= Low frustration tolerance =

Concept in Rational Emotive Behavioral Therapy

Low frustration tolerance (LFT) is a concept used to describe the inability to tolerate unpleasant feelings or stressful situations. It stems from the feeling that reality should be as wished, and that any frustration should be resolved quickly and easily. People with low frustration tolerance experience emotional disturbance when frustrations are not quickly resolved. Behaviors are then directed towards avoiding frustrating events which, paradoxically, leads to increased frustration and even greater mental stress.

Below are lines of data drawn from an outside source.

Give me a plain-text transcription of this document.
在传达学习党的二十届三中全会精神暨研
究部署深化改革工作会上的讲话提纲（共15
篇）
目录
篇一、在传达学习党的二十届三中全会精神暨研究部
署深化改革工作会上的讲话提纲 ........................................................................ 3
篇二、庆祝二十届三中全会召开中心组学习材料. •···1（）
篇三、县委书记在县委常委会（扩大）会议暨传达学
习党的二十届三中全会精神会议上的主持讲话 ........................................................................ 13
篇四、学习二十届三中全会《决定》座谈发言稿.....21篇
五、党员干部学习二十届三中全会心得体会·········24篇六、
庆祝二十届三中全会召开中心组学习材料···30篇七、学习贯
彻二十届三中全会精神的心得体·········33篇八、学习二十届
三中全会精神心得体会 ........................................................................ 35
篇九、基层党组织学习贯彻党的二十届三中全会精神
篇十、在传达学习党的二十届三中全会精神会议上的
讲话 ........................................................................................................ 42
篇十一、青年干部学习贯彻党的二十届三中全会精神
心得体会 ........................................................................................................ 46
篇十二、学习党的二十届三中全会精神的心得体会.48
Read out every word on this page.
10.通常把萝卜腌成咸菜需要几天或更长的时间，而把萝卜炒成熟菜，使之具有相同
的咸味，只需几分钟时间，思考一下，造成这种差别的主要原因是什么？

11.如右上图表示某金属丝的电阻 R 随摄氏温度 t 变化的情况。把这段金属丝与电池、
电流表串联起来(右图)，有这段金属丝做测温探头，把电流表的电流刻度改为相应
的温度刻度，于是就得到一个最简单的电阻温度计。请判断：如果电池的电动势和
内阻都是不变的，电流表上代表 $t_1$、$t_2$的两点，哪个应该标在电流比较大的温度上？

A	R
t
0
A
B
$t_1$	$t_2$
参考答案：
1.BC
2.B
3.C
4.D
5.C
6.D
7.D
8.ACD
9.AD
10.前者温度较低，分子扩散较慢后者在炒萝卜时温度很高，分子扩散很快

LFT is used in Rational Emotive Behavioral Therapy

==Overview==
Ellis alternatively described low frustration tolerance (LFT) as discomfort anxiety. He said it was the main irrational belief that young children probably develop. He said it could be helped by a form of exposure therapy (staying with the discomfort). Some REBT writers characterise LFT as "I can't stand it", arising from intolerance of discomfort, and resulting in effects such as procrastination and short-range hedonism. They contrast it with High Frustration Tolerance (HFT), characterised by accepting (although not necessarily liking) a situation and choosing to persevere in it.

== History ==
The concept was originally developed by psychologist Albert Ellis who theorized that low frustration tolerance is an evaluative component in dysfunctional and irrational beliefs. His theory of REBT proposes that irrational beliefs and the avoidance of stressful situations is the origin of behavioral and emotional problems. As humans, we tend to seek for instant gratification to avoid pain, ignoring the fact that evading a situation now, will make it more problematic later.

== Types of hedonism ==
- Inferential hedonism: People's desires are regarding their own hedonic states of pleasure and pain.
- Reinforcement Hedonism: The content of a person's desire, is reinforced because of the pleasure that imagining the specific desire brings.

== Stress ==
According to REBT, the way we perceive stressful situations plays a role in how we experience stress. Stress exists as part of the nervous system of humans, and it affects humans' well-being when the degree of stress exceeds their capacity of managing the situation either temporarily or permanently.

== Implications ==
LFT has been suggested as a main cause of procrastination. According to Dr. Sarah Edelman, LFT causes us to avoid difficult to endure situations and sometimes to avoid them altogether. This can be a problem because 'achieving many of the things that are important and worthwhile requires us to take actions that involve some discomfort.' Avoiding difficult situations and tasks can also prevent us from dealing constructively with problems, such as ending unpleasant relationships, improving unhealthy lifestyles, and moving on from dissatisfying jobs. Moreover, tasks perceived as boring, difficult or demanding of greater effort, are said to make a person more likely to procrastinate.

== Reducing LFT ==
In REBT, reducing irrational beliefs and increasing rational beliefs can reduce LFT. This cognitive restructuring allows a modification of dysfunctional thinking and acting, and allows people to change thoughts of great distress like:

- "Existing conditions must be changed to give me what I like, otherwise I can't stand it and I can't be happy at all!"
- "I must have immediate gratification and have to have it, or else I can't stand it and my life is awful"
- "I can't stand hassles"

Into more rational and less exaggerated thoughts like:
- "I don't like existing conditions"
- "I would like immediate gratification"
- "I find hassles and frustrations inconvenient"

== LFT Scale ==
The frustration discomfort scale (FDS), a multidimensional measure for LFT, was developed using REBT theories.
These dimensions were labelled in four categories:
1. Emotional intolerance, involving intolerance of emotional distress.
2. Entitlement, involving intolerance of unfairness and frustrated gratification.
3. Discomfort intolerance, involving intolerance of difficulties and hassles.
4. Achievement, involving intolerance of frustrated achievement goals.

==Increasing tolerance==

Ellis said the path to tolerance consisted of many roads, including unconditional self-acceptance, unconditional other-acceptance and unconditional life-acceptance.